I shouldn't really say. Let's just say it'sa big monster of a company.
Do you like threads?
Oh, those kind...to be honest, I'm so busy down at the physical level of the chip, I don't have much opinion on some architecture issues these days. Life at ultra-deep submicron keeps me busy enough... :-(
A big blue monster?
Spoilsport. Does it have intials that stand for "I've Been Mugged"? ;)
LOL I am sitting in my big blue cubicle even now.
If you're in Vermont, it's time to go home!
If you can give me a clue to your ID, I can verify you on Blue Pages, and maybe tell you a little about what we're doing.
You have freep mail.
I think AMD did very well with its 64-bit extensions to the x86 ISA. IBM also did well with its PPC 970 chip that's designed from scratch to do 32- and 64-bit natively with no performance hit in either mode. The Itanium is a different monster, a 64-bit chip that has to run 32-bit code in emulation -- a disaster when general computing is still mostly 32-bit (although they do well in supercomputers).
Also, the AMD 64 chips give you double the number of general purpose registers when in 64-bit mode, up to 16 (plus eight 128-bit XMM/SSE registers). I remember the Unreal Tournament developers saying that this alone gave them a huge jump in speed.
I think AMD did very well with its 64-bit extensions to the x86 ISA.
Ah, you're talking about architectual issues, and I'm talking about physical issues.
Just imagine a nice medium size burg. Then imagine it, if all the roads and paths were made with double the width.
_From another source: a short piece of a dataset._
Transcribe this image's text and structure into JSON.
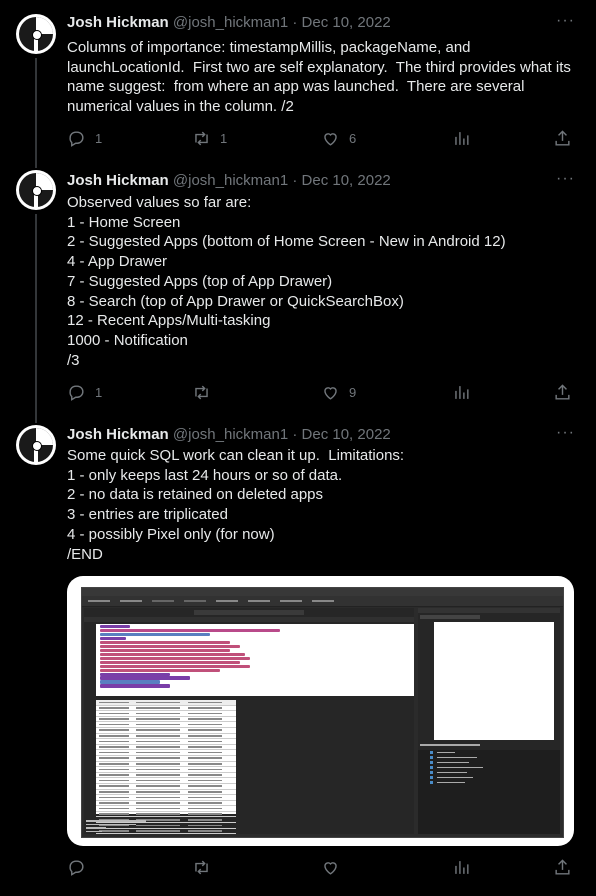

Assuming that the lot sizes were the same, the town would grow, would it not?
And when you are driving your car at the same speed as before (i.e. the limits of physics), it takes you longer to go from one corner of the bigger town to the other corner, right?
It's the same way in chips, especially if they are constrained not by block size, but by wiring considerations. And of course, those blocks are going to grow in size, because now they have to process 64 bits, not 32 - some will double in size.
Now, the fabs do nice things like give us physical designers more layers to play with, and if we lay out things nicely, we minimize the cost of these double-wide bit lanes. But bigger they are, and bigger = lower frequency.
On the other hand, now you can gain some speed back by taking advantage of 64 bit calculations in your OS and applications. So in some cases it's a wash, or if 64-bit calcs really speed things, up, a win. But it still has lower frequency than a smaller design.
Then I guess it's nice that going to 64 is usually accompanied by a process shrink. Moore just said we could double the transistors. He didn't necessarily say what we had to do with those transistors: use the same amount and get more yield per wafer (and often more clock speed), or grow the number of transistors we use per chip to get more abilities with the same yield.
So this time you lose some clock in favor of abilities. It's a good tradeoff for those who want it.